Une fresque très ambitieuse, qui entend questionner un thème classique de l'ère du muet, le mélodrame familial, à travers le spectre d'un existentialisme relativement original. La collaboration de Marcel L'Herbier avec les studios Albatros auront pour net avantage de voir Ivan Mosjoukine dans le rôle principal, mais cela n'aura pas évité un écueil principal : une durée un peu trop gargantuesque pour la matière première disponible.
Le souci ne vient clairement pas de la dynamique narrative, qui oscille de manière habile entre Monte-Carlo et Rome, en épousant les soubresauts existentiels du protagoniste, tantôt intellectuel rêveur et amoureux, tantôt triste sire ruiné. Après le passage au cours duquel il fait fortune au casino, survient un temps fort du film : la découverte de sa propre mort, où il est supposé noyé suite à la mort de son enfant et à la tristesse qui en a découlé. S'ensuit ainsi l'ouverture de nouvelles perspectives, d'une nouvelle vie, qui lui permettra de renaître et de retomber amoureux, l'espace d'un instant du moins... Car en tuant son personnage, L'Herbier lui permet de se réinventer et d'accéder à une nouvelle existence seulement de manière temporaire : d'une part, son double qui apparut au moment de la révélation viendra le hanter régulièrement, mais d'autre part cette nouvelle vie se révèlera beaucoup moins riche de sens une fois passés les premiers instants de jouissance facile.

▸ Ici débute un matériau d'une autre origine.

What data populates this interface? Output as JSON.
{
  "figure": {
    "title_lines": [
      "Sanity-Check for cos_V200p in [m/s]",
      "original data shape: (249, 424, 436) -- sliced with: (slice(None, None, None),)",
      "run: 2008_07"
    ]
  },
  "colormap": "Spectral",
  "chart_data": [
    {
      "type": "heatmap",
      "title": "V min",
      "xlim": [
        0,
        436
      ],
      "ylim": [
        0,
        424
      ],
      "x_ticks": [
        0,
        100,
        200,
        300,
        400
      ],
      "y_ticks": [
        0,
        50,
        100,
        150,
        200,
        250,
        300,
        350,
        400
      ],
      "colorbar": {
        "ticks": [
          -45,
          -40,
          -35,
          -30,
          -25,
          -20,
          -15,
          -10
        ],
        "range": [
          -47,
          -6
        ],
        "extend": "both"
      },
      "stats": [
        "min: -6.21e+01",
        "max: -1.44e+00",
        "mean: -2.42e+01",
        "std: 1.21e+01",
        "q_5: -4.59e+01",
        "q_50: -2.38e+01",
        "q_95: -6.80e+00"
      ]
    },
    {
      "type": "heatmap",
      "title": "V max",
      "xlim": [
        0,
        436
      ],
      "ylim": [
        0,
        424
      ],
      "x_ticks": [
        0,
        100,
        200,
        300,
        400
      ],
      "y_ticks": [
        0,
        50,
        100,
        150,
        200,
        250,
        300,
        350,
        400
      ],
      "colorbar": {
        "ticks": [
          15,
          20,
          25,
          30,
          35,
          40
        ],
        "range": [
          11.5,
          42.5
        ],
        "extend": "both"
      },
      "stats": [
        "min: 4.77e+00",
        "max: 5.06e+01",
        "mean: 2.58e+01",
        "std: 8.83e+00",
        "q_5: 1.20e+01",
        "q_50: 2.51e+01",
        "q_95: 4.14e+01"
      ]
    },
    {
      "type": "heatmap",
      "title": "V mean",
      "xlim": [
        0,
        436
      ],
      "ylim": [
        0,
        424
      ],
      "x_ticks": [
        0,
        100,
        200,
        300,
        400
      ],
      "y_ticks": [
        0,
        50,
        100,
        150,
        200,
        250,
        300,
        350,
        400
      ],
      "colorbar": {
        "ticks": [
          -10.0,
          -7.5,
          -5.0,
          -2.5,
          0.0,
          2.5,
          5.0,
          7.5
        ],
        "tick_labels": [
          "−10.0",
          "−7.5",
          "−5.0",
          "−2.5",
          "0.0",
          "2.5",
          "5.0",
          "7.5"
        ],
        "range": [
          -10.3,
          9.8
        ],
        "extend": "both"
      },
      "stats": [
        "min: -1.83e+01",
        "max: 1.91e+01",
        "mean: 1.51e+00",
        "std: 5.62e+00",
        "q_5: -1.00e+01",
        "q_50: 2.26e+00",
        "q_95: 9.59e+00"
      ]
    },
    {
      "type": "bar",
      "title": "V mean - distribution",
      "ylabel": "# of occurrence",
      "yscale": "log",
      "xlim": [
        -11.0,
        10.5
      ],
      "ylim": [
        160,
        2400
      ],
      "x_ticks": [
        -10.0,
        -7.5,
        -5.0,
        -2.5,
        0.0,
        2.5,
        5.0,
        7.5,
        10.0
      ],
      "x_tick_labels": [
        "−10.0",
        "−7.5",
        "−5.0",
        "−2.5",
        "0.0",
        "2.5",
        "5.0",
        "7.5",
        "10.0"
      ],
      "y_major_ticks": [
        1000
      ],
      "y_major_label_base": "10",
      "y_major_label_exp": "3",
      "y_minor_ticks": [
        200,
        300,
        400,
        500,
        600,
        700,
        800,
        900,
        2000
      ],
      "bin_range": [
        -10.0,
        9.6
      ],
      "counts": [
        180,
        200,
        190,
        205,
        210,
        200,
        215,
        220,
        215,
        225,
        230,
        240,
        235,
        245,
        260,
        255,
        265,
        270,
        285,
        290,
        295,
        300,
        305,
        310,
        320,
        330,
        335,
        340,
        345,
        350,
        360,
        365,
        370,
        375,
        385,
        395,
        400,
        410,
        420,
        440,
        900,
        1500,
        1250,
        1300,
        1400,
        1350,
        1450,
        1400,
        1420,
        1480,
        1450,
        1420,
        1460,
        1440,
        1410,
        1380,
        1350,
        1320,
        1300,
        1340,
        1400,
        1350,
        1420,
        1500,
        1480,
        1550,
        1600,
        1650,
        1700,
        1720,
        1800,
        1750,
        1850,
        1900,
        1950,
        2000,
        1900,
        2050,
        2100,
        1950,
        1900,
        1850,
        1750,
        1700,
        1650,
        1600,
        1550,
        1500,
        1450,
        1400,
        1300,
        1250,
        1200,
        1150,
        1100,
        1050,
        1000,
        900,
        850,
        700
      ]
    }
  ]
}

Sur cette thématique de la dualité et des allers-retours entre les différents états de (feu) Mathias, L'Herbier s'intéresse avant tout à une forme d'aliénation latente, qui mettra très longtemps à s'exprimer, en liant l'abandon de son identité à celle de son être, constamment entravé dans sa liberté et dans son épanouissement (qui passe par l'administratif, essentiellement). Et on remarquera aussi, voire surtout, un Michel Simon jeune et fringant, âgé de seulement 30 ans mais dont les traits semblent déjà correspondre à celui qu'il deviendra dans les décennies suivantes.